There can sometimes be experiences of very great personal need. The experience of therapy can partially meet this need. The boundaries of the therapy can feel tremendously frustrating for a patient if this need is only partially met. Yet I feel that part of the growth experience in therapy can be to come to terms with this frustration, i.e. that the therapist is a positive, caring figure, but also that the therapist is limited and unable to meet any need completely or perfectly. If the therapy is to be truly effective or "healing," then the more complete or "perfect" satisfaction of needs eventually could occur outside of the therapy, during daily life.

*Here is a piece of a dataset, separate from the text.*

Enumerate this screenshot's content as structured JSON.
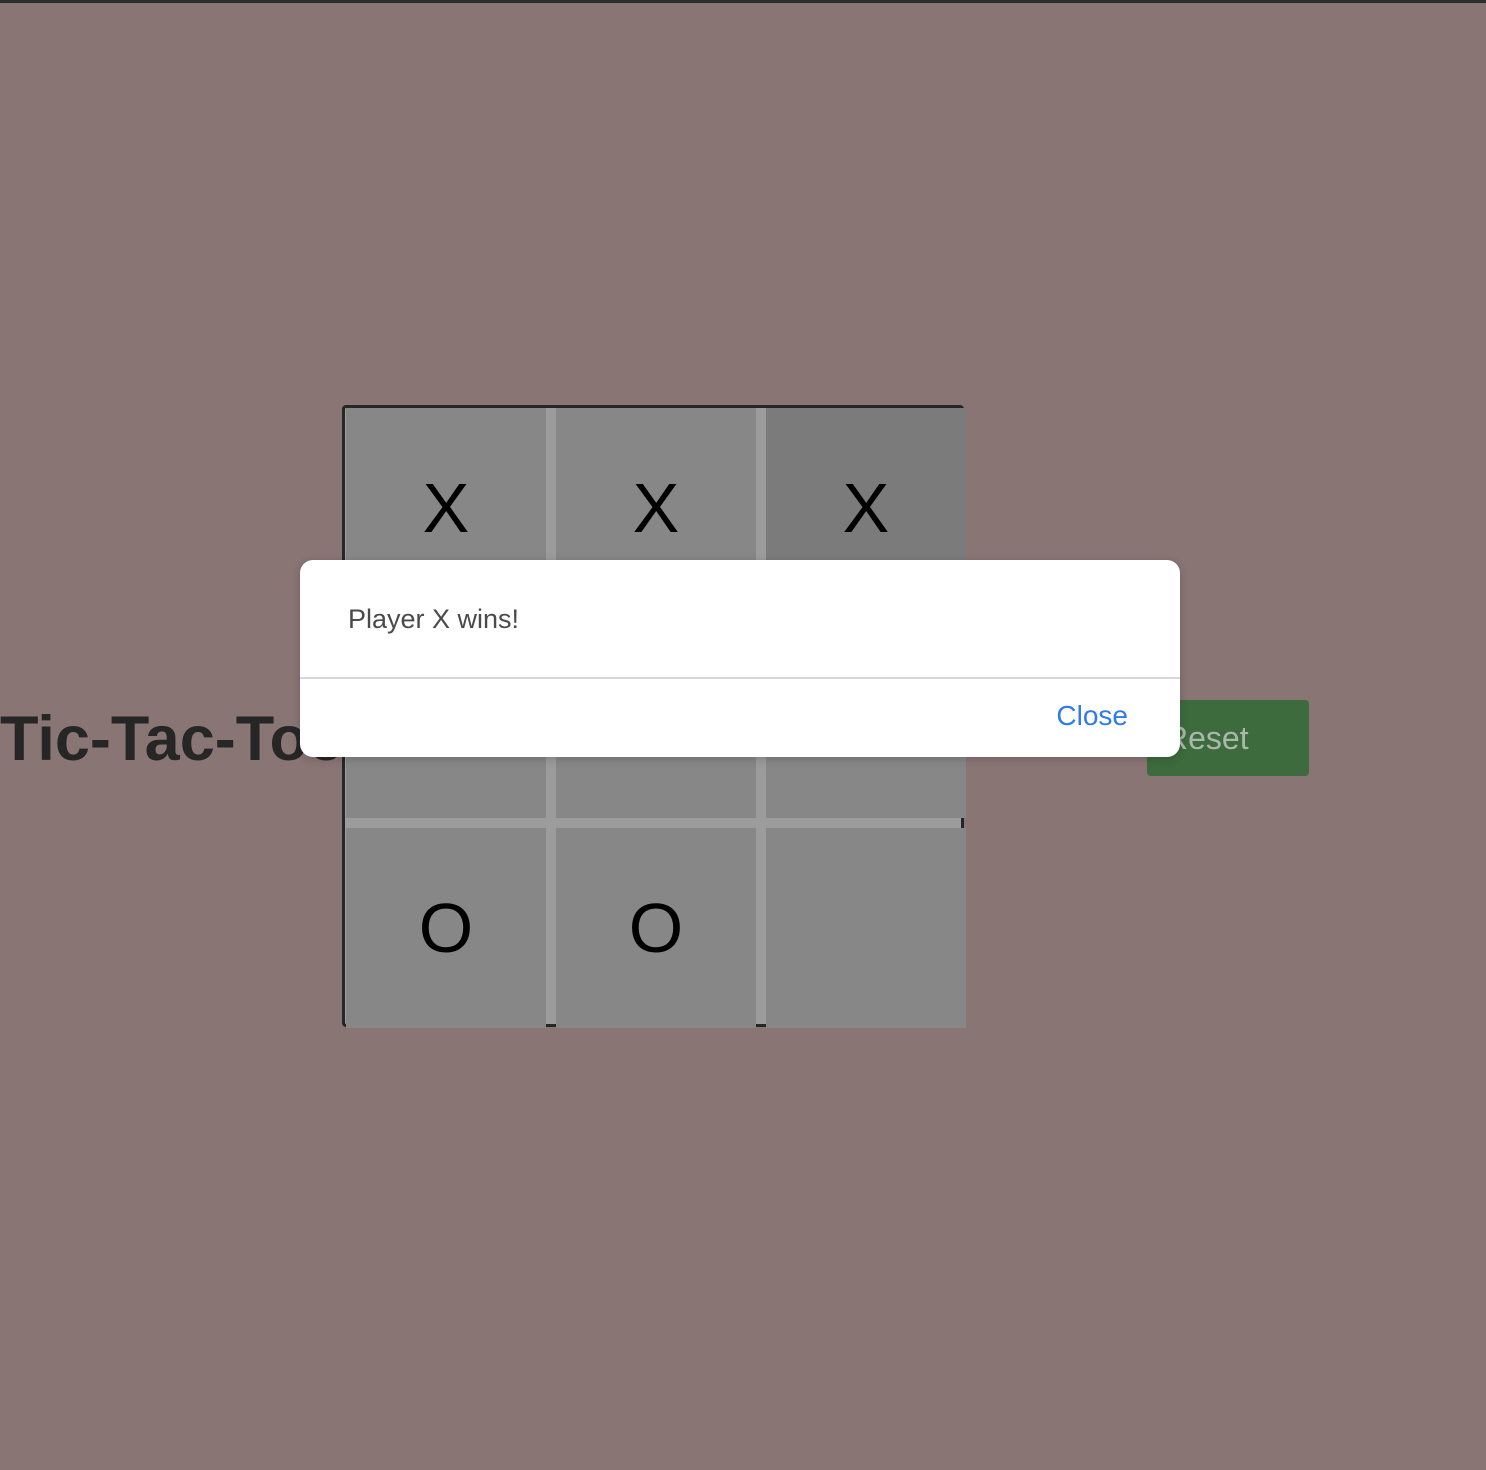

Here's a light-hearted poem about this theme. It's by Hal Sirowitz, from the collection My Therapist Said.
BETTER THAN A FRIEND
You shouldn't tell everyone that you're
in therapy, my therapist said. Some people
might think you're crazy. If
someone asks why you go to the city
at the same time each week, you should
just tell him that you have an appointment
with a friend, which is not really a lie,
because I'm your friend. But I'm also
so much more. You can insult me, & I'll
never get mad. I'll just say that you're
transferring again. I'll never leave you,
but you can leave me. One day you'll
tell me that you don't need to see me anymore,
& instead of being mad, I'll be happy,
because that'll mean you're cured. But
I wouldn't advise you to do that
in the near future. You still have problems.

* I like this poem but it's okay with me if you tell people you're in therapy!
**Thank you to the reader who found the author's name & info for me.